SSM

Parameters, documents, commands, maintenance windows, associations, patch baselines.

fakecloud implements 146 of 146 SSM operations at 100% Smithy conformance.

Supported features

Parameter Store — String, StringList, SecureString parameters; tiers; labels; versions; history
Documents — CRUD, versions, tags, permissions, sharing
Commands — RunCommand, command history, invocation status, output
Maintenance windows — CRUD, task execution, target registration
Associations — CRUD, execution history, compliance
Patch baselines — CRUD, baseline registration, patch groups
Inventory — entries, schemas, deletion
Automation — executions, step management, signal handling
OpsItems — CRUD, related items, comments, summaries
Resource Data Sync — CRUD with S3 destinations
Service settings — get, reset, update

Protocol

JSON protocol. X-Amz-Target header, JSON body, JSON responses.

RunCommand lifecycle

SendCommand returns Pending immediately, then a background task flips the command (and each per-instance invocation) to InProgress after ~500ms and Success after another ~1.5s. GetCommandInvocation, ListCommandInvocations, and ListCommands all read live state, so polling clients see the same lifecycle they'd hit on real AWS — no canned Success shortcut.

To simulate failures from a test, hit the admin endpoint:

curl -X POST "$ENDPOINT/_fakecloud/ssm/commands/$CMD_ID/fail" \
  -H "content-type: application/json" \
  -d '{"instanceId":"i-...","statusDetails":"Script exited with code 7","standardErrorContent":"boom"}'

instanceId, statusDetails, and standardErrorContent are all optional. See introspection reference.

Session Manager

StartSession and ResumeSession return 500 InternalServerError by default. fakecloud doesn't run a real SSM data-plane websocket, and returning a fake stream URL would lull integration tests into thinking the session was live. We use InternalServerError rather than a fakecloud-specific error code because the SSM Smithy model only declares InternalServerError, InvalidDocument, and TargetNotConnected for these operations — picking a code outside that set would break SDK error deserialization. The error message points at the escape hatches:

Echo mode — set FAKECLOUD_SSM_SESSION_ECHO=1 to make StartSession / ResumeSession succeed with a sentinel token (fakecloud-echo-mode-not-real-websocket). The session is recorded in state so DescribeSessions and TerminateSession round-trip. Use this when your test only exercises the AWS SDK control flow and doesn't actually attach to the websocket.
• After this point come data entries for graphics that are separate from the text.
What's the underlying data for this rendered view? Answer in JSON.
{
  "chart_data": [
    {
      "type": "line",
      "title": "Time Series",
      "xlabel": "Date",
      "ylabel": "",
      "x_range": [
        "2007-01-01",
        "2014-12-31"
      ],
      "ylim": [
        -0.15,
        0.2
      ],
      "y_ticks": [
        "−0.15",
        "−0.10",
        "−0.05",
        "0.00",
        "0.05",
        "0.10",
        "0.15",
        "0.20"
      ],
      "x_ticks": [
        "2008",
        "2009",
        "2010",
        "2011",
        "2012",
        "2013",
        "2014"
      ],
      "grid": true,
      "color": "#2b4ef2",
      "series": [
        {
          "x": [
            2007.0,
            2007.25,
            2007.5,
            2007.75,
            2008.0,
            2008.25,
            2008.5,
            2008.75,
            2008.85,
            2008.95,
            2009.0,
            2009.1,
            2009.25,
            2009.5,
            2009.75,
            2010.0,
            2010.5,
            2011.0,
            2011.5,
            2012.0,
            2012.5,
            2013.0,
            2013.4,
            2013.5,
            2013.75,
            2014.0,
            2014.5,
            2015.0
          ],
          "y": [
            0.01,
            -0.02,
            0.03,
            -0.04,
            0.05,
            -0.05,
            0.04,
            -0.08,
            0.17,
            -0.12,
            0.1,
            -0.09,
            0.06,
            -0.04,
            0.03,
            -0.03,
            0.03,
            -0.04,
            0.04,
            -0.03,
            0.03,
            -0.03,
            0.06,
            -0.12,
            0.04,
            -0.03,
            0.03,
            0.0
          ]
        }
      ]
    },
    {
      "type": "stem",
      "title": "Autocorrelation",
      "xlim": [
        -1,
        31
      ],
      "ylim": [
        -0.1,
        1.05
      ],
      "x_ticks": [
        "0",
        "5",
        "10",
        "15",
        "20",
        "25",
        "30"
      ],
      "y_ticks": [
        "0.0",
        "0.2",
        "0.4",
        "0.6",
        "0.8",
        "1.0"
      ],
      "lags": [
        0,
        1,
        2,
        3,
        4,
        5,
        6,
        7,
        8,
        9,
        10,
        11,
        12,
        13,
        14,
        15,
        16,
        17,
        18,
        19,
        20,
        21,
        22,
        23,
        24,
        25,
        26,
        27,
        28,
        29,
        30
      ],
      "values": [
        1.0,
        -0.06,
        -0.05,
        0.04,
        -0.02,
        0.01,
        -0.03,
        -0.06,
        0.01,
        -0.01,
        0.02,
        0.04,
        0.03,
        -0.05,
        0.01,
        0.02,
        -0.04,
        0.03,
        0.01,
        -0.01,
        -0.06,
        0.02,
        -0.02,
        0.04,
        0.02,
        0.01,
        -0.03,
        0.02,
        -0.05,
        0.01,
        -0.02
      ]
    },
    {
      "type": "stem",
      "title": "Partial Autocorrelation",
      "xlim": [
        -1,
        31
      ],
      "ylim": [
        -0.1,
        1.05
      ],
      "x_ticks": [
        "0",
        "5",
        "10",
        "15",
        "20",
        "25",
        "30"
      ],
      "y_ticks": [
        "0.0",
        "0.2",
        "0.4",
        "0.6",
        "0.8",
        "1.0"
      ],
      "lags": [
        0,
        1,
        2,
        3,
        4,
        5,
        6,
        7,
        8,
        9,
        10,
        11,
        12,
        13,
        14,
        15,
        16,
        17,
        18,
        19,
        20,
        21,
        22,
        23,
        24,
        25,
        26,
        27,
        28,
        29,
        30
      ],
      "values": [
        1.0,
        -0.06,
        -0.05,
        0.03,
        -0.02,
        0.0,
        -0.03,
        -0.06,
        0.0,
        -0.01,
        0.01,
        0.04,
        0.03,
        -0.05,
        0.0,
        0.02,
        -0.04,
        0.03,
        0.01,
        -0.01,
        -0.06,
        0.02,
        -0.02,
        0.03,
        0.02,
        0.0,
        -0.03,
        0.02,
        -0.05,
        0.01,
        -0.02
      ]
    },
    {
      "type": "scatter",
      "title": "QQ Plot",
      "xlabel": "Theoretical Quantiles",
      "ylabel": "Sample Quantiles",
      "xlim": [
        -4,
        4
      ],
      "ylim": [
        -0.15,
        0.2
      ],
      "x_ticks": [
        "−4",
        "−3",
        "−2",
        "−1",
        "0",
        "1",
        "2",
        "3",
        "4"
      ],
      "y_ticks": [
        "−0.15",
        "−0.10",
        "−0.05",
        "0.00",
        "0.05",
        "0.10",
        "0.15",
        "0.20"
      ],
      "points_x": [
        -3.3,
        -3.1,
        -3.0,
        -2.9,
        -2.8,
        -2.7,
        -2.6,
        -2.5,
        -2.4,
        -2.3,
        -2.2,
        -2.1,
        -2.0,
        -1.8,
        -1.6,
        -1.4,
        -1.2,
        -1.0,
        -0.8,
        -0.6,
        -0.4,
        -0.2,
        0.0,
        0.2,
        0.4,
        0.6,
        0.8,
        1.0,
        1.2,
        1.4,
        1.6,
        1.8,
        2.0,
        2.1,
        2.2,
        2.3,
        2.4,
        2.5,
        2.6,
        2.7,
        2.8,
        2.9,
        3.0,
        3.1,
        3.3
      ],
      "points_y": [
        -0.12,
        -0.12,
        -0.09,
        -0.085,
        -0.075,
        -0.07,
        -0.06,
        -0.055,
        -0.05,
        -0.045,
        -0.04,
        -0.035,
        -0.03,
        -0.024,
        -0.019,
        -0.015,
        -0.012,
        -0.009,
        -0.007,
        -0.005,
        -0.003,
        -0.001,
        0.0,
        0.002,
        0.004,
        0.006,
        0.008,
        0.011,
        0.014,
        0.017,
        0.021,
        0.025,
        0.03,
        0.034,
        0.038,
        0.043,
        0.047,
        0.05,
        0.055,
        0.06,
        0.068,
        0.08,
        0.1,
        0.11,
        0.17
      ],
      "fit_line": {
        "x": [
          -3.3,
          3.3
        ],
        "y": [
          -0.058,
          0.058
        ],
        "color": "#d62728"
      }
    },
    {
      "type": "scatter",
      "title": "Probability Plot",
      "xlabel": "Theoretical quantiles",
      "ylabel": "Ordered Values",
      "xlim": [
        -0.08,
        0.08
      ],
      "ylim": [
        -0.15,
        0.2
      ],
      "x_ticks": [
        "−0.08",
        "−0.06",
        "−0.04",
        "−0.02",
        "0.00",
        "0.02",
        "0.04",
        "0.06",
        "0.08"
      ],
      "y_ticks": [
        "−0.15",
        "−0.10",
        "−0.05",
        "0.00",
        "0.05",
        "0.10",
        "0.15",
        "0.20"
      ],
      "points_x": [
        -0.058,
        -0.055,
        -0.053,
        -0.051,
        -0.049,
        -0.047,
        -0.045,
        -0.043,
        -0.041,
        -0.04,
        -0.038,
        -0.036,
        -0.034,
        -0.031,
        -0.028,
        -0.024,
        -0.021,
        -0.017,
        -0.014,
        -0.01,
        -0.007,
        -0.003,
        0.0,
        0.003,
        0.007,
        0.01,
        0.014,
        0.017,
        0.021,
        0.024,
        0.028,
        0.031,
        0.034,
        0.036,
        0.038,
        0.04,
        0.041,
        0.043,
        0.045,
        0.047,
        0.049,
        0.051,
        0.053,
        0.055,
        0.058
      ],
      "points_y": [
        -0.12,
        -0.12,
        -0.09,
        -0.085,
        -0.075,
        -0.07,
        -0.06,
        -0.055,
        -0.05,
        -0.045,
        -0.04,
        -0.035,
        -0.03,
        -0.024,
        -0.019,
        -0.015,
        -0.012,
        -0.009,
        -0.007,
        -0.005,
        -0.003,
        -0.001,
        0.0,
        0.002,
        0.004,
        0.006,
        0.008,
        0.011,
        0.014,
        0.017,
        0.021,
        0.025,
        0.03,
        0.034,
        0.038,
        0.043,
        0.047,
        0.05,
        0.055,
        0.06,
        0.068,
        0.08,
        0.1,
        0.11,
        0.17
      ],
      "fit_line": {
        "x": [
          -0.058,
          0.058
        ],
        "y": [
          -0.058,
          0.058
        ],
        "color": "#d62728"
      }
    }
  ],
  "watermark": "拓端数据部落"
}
Admin inject — drop a session record into state directly:

curl -X POST "$ENDPOINT/_fakecloud/ssm/sessions/inject" \
  -H "content-type: application/json" \
  -d '{"target":"i-001","reason":"smoke"}'

Body fields: target (required), accountId, status (Connected | Terminated, default Connected), owner (defaults to account-root IAM ARN), reason, sessionId (optional explicit ID). Returns {"sessionId": "..."}. After injection, DescribeSessions and TerminateSession work normally.

SecureString encryption

SecureString parameters are encrypted through the KMS hook on PutParameter and decrypted on GetParameter / GetParameters / GetParametersByPath when the caller passes WithDecryption=true. The default alias/aws/ssm AWS-managed key is auto-provisioned on first use; passing an explicit KeyId routes encryption through that key instead. KMS calls land in /_fakecloud/kms/usage with the PARAMETER_ARN encryption context, so tests can assert that a parameter's plaintext is never persisted.

PutParameter hard-fails when the KMS Encrypt call is rejected — a denied key policy, a disabled CMK, or a missing key all surface as KMSInternalException (with the underlying KMS error in the message) and the SecureString parameter is never stored. This matches real SSM behavior and prevents a silent fallback to plaintext storage when an explicit KeyId is unreachable; tests can flip the CMK state via the KMS admin endpoints and assert that the subsequent PutParameter errors rather than persisting.

Limitations

StartSession returns a clear 501 Not Implemented with a documentation pointer rather than opening a real websocket. The Session Manager data plane is not implemented; tests that depend on live port-forwarding should use the POST /_fakecloud/ssm/sessions/{id}/inject admin endpoint to simulate a websocket session.